How does one deal with the loss of someone who holds a huge part of your heart? What do you do with the time spent with the person you shared so much time with? Where do you find the comfort, the laughs, the common memories? How do you learn to live in a world where they no longer live?

I recently lost a man who is so dear to me that I don’t know the words to express the loss. Many people around me are feeling the same or even much deeper loss. The man was a giver. He never met a stranger. He gave of himself to all those he met.

He was a man who came from neglect and scarcity. He was not showered with material gifts, nurturing, or love. He spent time in an orphanage and a boys’ school. After graduation, he was drafted into the army and served in the Korean War. He was severely wounded when his patrol unit was ambushed, managed to rescue himself and a fellow soldier, and was saved by a MASH unit.
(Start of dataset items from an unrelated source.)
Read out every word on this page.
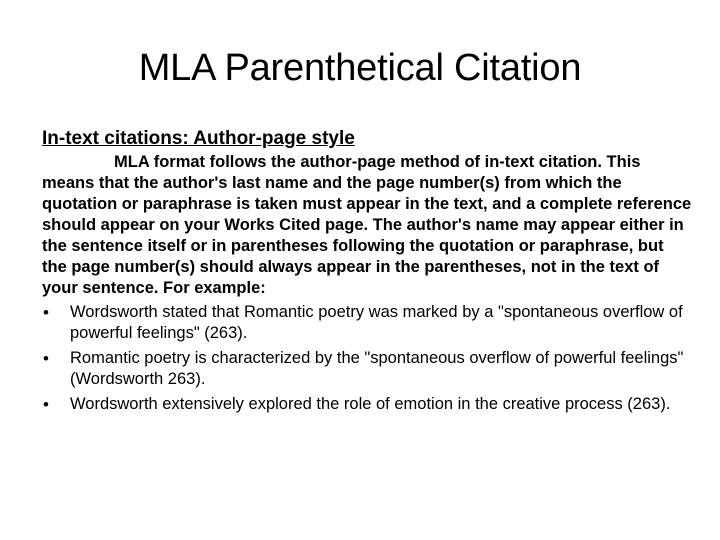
MLA Parenthetical Citation

In-text citations: Author-page style

MLA format follows the author-page method of in-text citation. This means that the author's last name and the page number(s) from which the quotation or paraphrase is taken must appear in the text, and a complete reference should appear on your Works Cited page. The author's name may appear either in the sentence itself or in parentheses following the quotation or paraphrase, but the page number(s) should always appear in the parentheses, not in the text of your sentence. For example:

•	Wordsworth stated that Romantic poetry was marked by a "spontaneous overflow of powerful feelings" (263).
•	Romantic poetry is characterized by the "spontaneous overflow of powerful feelings" (Wordsworth 263).
•	Wordsworth extensively explored the role of emotion in the creative process (263).
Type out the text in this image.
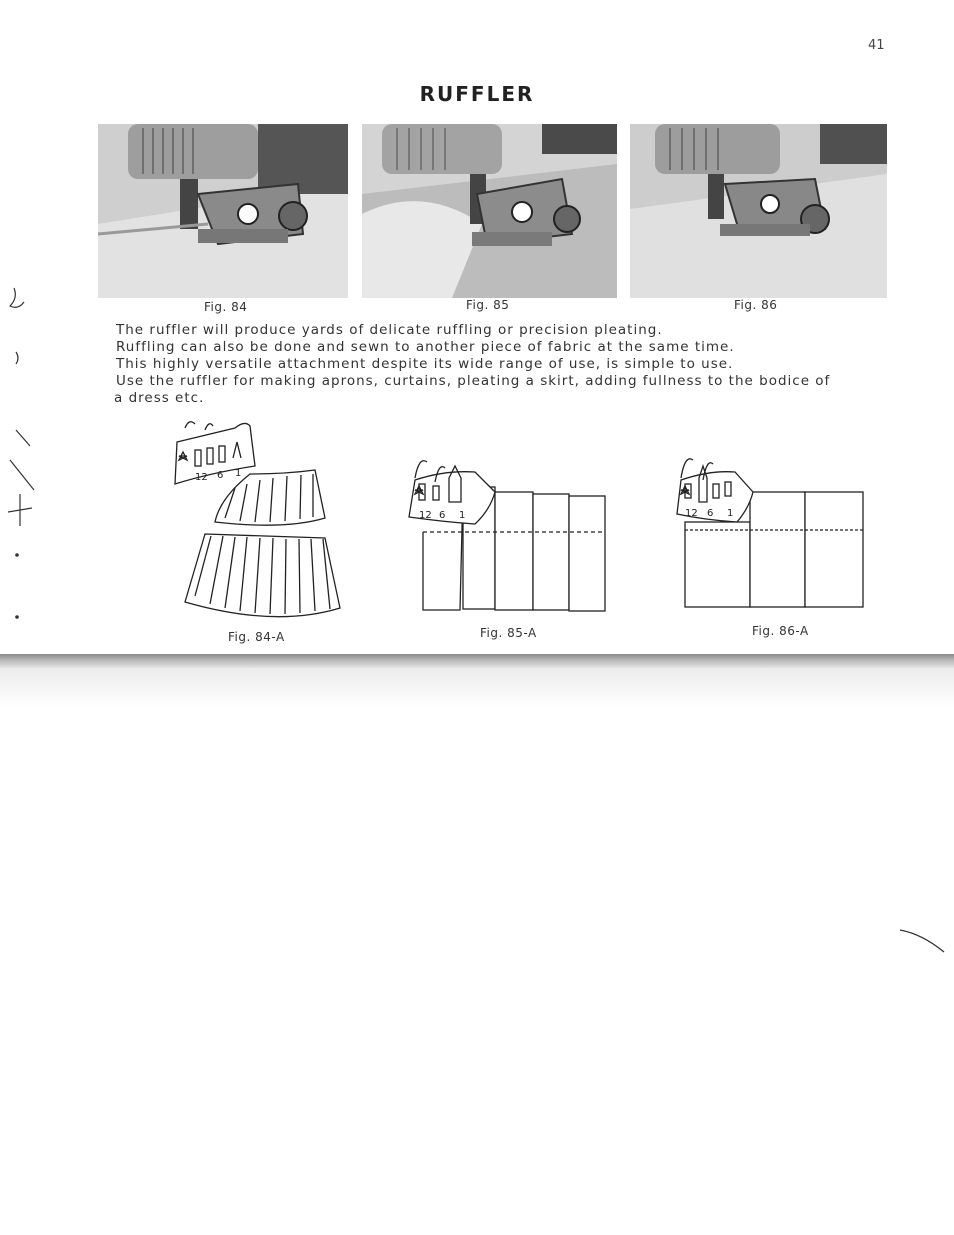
41
RUFFLER
Fig. 84	Fig. 85	Fig. 86

The ruffler will produce yards of delicate ruffling or precision pleating.

Ruffling can also be done and sewn to another piece of fabric at the same time.

This highly versatile attachment despite its wide range of use, is simple to use.

Use the ruffler for making aprons, curtains, pleating a skirt, adding fullness to the bodice of

a dress etc.

12 6 1
12 6 1	12 6 1
Fig. 84-A	Fig. 85-A	Fig. 86-A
He rehabilitated in Japan and returned to the U.S. He was then called to serve in the Ministry and after graduating from Lynchburg College went to Duke Divinity School to become a Methodist Minister.

This man who had suffered so much became a man of so much love and generosity that you could tell he was filled with Christian spirit as soon as you met him.
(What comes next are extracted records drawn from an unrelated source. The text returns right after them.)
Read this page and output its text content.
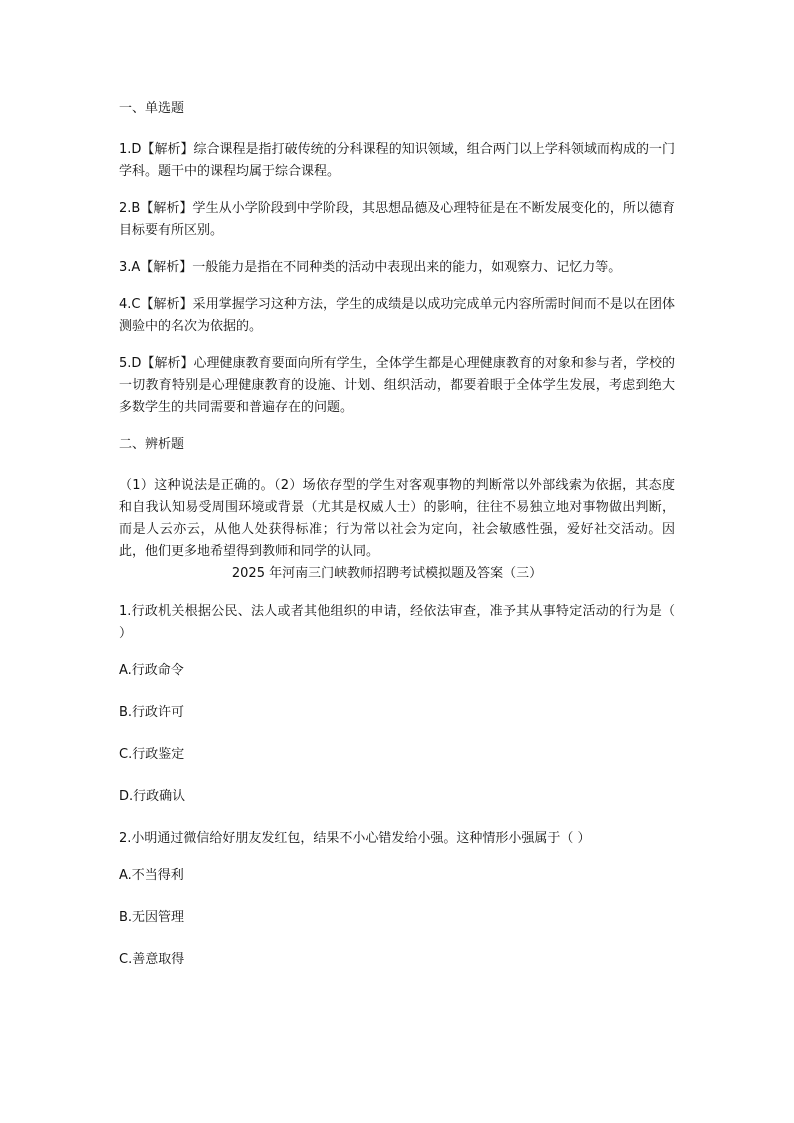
一、单选题

1.D【解析】综合课程是指打破传统的分科课程的知识领域，组合两门以上学科领域而构成的一门学科。题干中的课程均属于综合课程。

2.B【解析】学生从小学阶段到中学阶段，其思想品德及心理特征是在不断发展变化的，所以德育目标要有所区别。

3.A【解析】一般能力是指在不同种类的活动中表现出来的能力，如观察力、记忆力等。

4.C【解析】采用掌握学习这种方法，学生的成绩是以成功完成单元内容所需时间而不是以在团体测验中的名次为依据的。

5.D【解析】心理健康教育要面向所有学生，全体学生都是心理健康教育的对象和参与者，学校的一切教育特别是心理健康教育的设施、计划、组织活动，都要着眼于全体学生发展，考虑到绝大多数学生的共同需要和普遍存在的问题。

二、辨析题

（1）这种说法是正确的。（2）场依存型的学生对客观事物的判断常以外部线索为依据，其态度和自我认知易受周围环境或背景（尤其是权威人士）的影响，往往不易独立地对事物做出判断，而是人云亦云，从他人处获得标准；行为常以社会为定向，社会敏感性强，爱好社交活动。因此，他们更多地希望得到教师和同学的认同。

2025 年河南三门峡教师招聘考试模拟题及答案（三）

1.行政机关根据公民、法人或者其他组织的申请，经依法审查，准予其从事特定活动的行为是（ ）

A.行政命令

B.行政许可

C.行政鉴定

D.行政确认

2.小明通过微信给好朋友发红包，结果不小心错发给小强。这种情形小强属于（ ）

A.不当得利

B.无因管理

C.善意取得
He loved animals, especially dogs. He loved to walk any dog he could. He walked our dog as long as we had her. He would come over every week and take her out. When we were out of town, she stayed with him. He loved that she was his shadow for the whole time. If he didn’t have her, he went out in the neighborhood and found a dog to walk. He just loved having a dog companion to share his time with. Since he couldn’t have a dog at home, he became attached to his cats. They were dear to him. He spoiled them completely. He was always in trouble for sneaking treats to them but he didn’t care. He did it anyway because he loved them so much.

He loved his friends. Time spent with friends filled him with joy. To share a laugh and conversation gave him energy and pleasure. He held on to his friends for years and years. Friendship was a gift he treasured and guarded carefully. He taught his children to love and value friendship.

He loved his family. Perhaps most of all. He loved and admired his wife of nearly sixty-five years. He was grateful for her love and support throughout his career. He treasured the memories they shared as they raised their children, traveled, and built a beautiful life together. He loved his children. He was proud of them and the adults they had become. He was happy to have close relationships with each of them and happy to see the close relationship they have with one another. He loved his grandchildren and great-grandchildren and was grateful to have so many loving family members around him.

He loved his church and God. He was filled with faith and that was clear in all he did. With him you could find calm and peace. He provided guidance and wisdom. So many people came to him for his counsel. The spirit of God shone in him and provided comfort through him.

This man welcomed me into his family like a real daughter. He supported me and comforted me when I needed it. He teased me and pestered me as I did him. He shared his feelings with me and I shared mine with him. He was my safe port in any storm.